Une étude sur les pratiques des ophtalmologistes européens en matière de freination de la myopie met en évidence un obstacle majeur : la méconnaissance des dispositifs existants, qui représente près de 50 % des freins à leur adoption (10).
« Ces résultats soulignent l’importance d’une sensibilisation renforcée et d’un travail pédagogique approfondi pour favoriser leur utilisation », insiste le Pr Leveziel.
Références
- Baird PN, Saw SM, Lanca C et al. Myopia. Nat Rev Dis Primers. 2020;6(1):99.
- Liang J, Pu Y, Chen J et al. Global prevalence, trend and projection of myopia in children and adolescents from 1990 to 2050: a comprehensive systematic review and meta-analysis. Br J Ophthalmol. 2025;109(3):362‑71.
- Hönekopp A, Tommes LM, Doebler P, Weigelt S. Myopia prevalence, refractive status and uncorrected myopia among primary and secondary school students in Germany. Front Med. 2024;11:1483069.
- Ensemble contre la myopie. L’essentiel à savoir sur la freination de la myopie [en ligne]. [Consulté le 02/06/2025]. Disponible à l’adresse : https://ensemblecontrelamyopie.fr/agir-contre-la-myopie/la-freination-de-la-myopie/lessentiel-a-savoir-sur-la-freination-de-la-myopie/
- Voide N, Kaeser PF. Épidémie de myopie en pédiatrie : prise en charge, prévention et traitement. Rev Med Suisse. 2023;19(855):2407‑11.

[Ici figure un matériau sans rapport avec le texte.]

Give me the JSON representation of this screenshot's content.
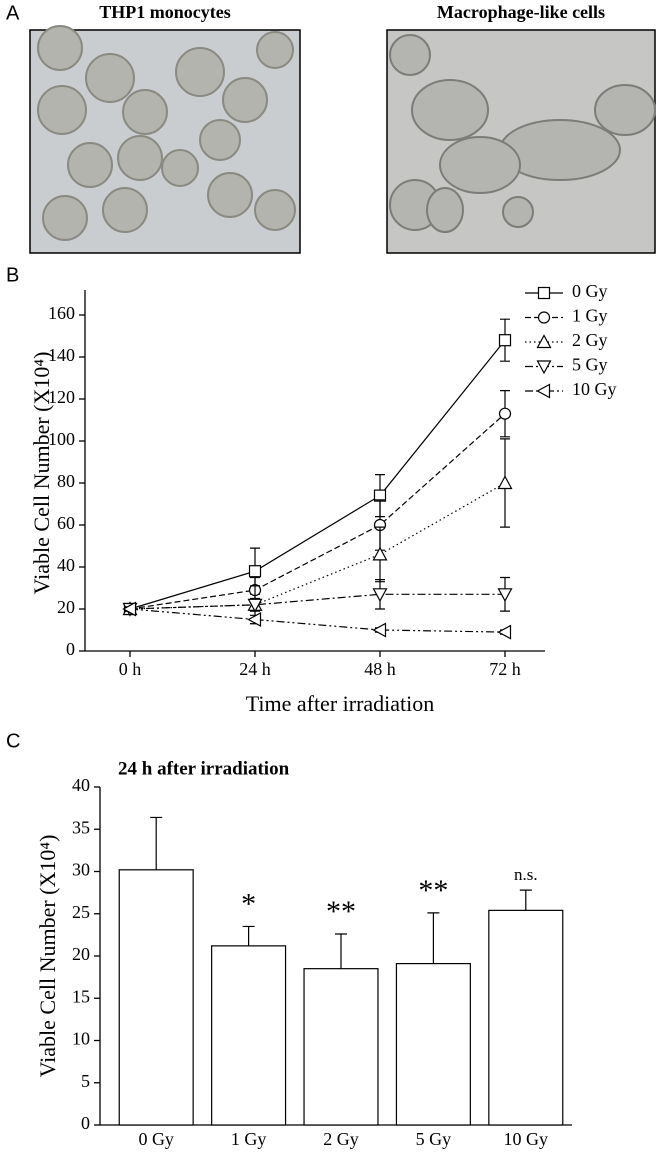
{
  "panels": {
    "a": {
      "label": "A",
      "images": [
        "THP1 monocytes",
        "Macrophage-like cells"
      ]
    }
  },
  "chart_data": [
    {
      "type": "line",
      "panel_label": "B",
      "x_label": "Time after irradiation",
      "y_label": "Viable Cell Number (X10⁴)",
      "categories": [
        "0 h",
        "24 h",
        "48 h",
        "72 h"
      ],
      "ylim": [
        0,
        160
      ],
      "yticks": [
        0,
        20,
        40,
        60,
        80,
        100,
        120,
        140,
        160
      ],
      "grid": false,
      "legend": "upper right",
      "series": [
        {
          "name": "0 Gy",
          "color": "#000",
          "dash": "solid",
          "marker": "square",
          "values": [
            20,
            38,
            74,
            148
          ],
          "errors": [
            1,
            11,
            10,
            10
          ]
        },
        {
          "name": "1 Gy",
          "color": "#000",
          "dash": "dashed",
          "marker": "circle",
          "values": [
            20,
            29,
            60,
            113
          ],
          "errors": [
            1,
            6,
            12,
            11
          ]
        },
        {
          "name": "2 Gy",
          "color": "#000",
          "dash": "dotted",
          "marker": "triangle-up",
          "values": [
            20,
            22,
            46,
            80
          ],
          "errors": [
            1,
            3,
            13,
            21
          ]
        },
        {
          "name": "5 Gy",
          "color": "#000",
          "dash": "dashdot",
          "marker": "triangle-down",
          "values": [
            20,
            22,
            27,
            27
          ],
          "errors": [
            1,
            9,
            7,
            8
          ]
        },
        {
          "name": "10 Gy",
          "color": "#000",
          "dash": "dashdotdot",
          "marker": "triangle-left",
          "values": [
            20,
            15,
            10,
            9
          ],
          "errors": [
            1,
            2,
            1,
            1
          ]
        }
      ]
    },
    {
      "type": "bar",
      "panel_label": "C",
      "title": "24 h after irradiation",
      "y_label": "Viable Cell Number (X10⁴)",
      "categories": [
        "0 Gy",
        "1 Gy",
        "2 Gy",
        "5 Gy",
        "10 Gy"
      ],
      "values": [
        30.2,
        21.2,
        18.5,
        19.1,
        25.4
      ],
      "errors": [
        6.2,
        2.3,
        4.1,
        6,
        2.4
      ],
      "significance": [
        null,
        "*",
        "**",
        "**",
        "n.s."
      ],
      "color": "#fff",
      "ylim": [
        0,
        40
      ],
      "yticks": [
        0,
        5,
        10,
        15,
        20,
        25,
        30,
        35,
        40
      ],
      "grid": false
    }
  ]
}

- Holden BA, Fricke TR, Wilson DA et al. Global prevalence of myopia and high myopia and temporal trends from 2000 through 2050. Ophthalmology. 2016;123(5):1036‑42.
- Ensemble contre la myopie. Les collyres de freination à base d’atropine [en ligne]. [Consulté le 02/06/2025]. Disponible à l’adresse: https://ensemblecontrelamyopie.fr/agir-contre-la-myopie/la-freination-de-la-myopie/latropine/
- Ensemble contre la myopie. Les verres de freination de la myopie [en ligne]. [Consulté le 02/06/2025]. Disponible à l’adresse : https://ensemblecontrelamyopie.fr/agir-contre-la-myopie/la-freination-de-la-myopie/les-verres-de-freination/
- Ensemble contre la myopie. Les lentilles de jour pour freiner la myopie [en ligne]. [Consulté le 02/06/2025]. Disponible à l’adresse: https://ensemblecontrelamyopie.fr/agir-contre-la-myopie/la-freination-de-la-myopie/les-lentilles-de-freination/les-lentilles-freinatrices-de-jour/
- Martínez-Pérez C, Santodomingo-Rubido J, Villa-Collar C, Whayeb Y, Wolffsohn JS. European trends in attitudes and strategies for myopia management in clinical practice. Cont Lens Anterior Eye. 2025;102390.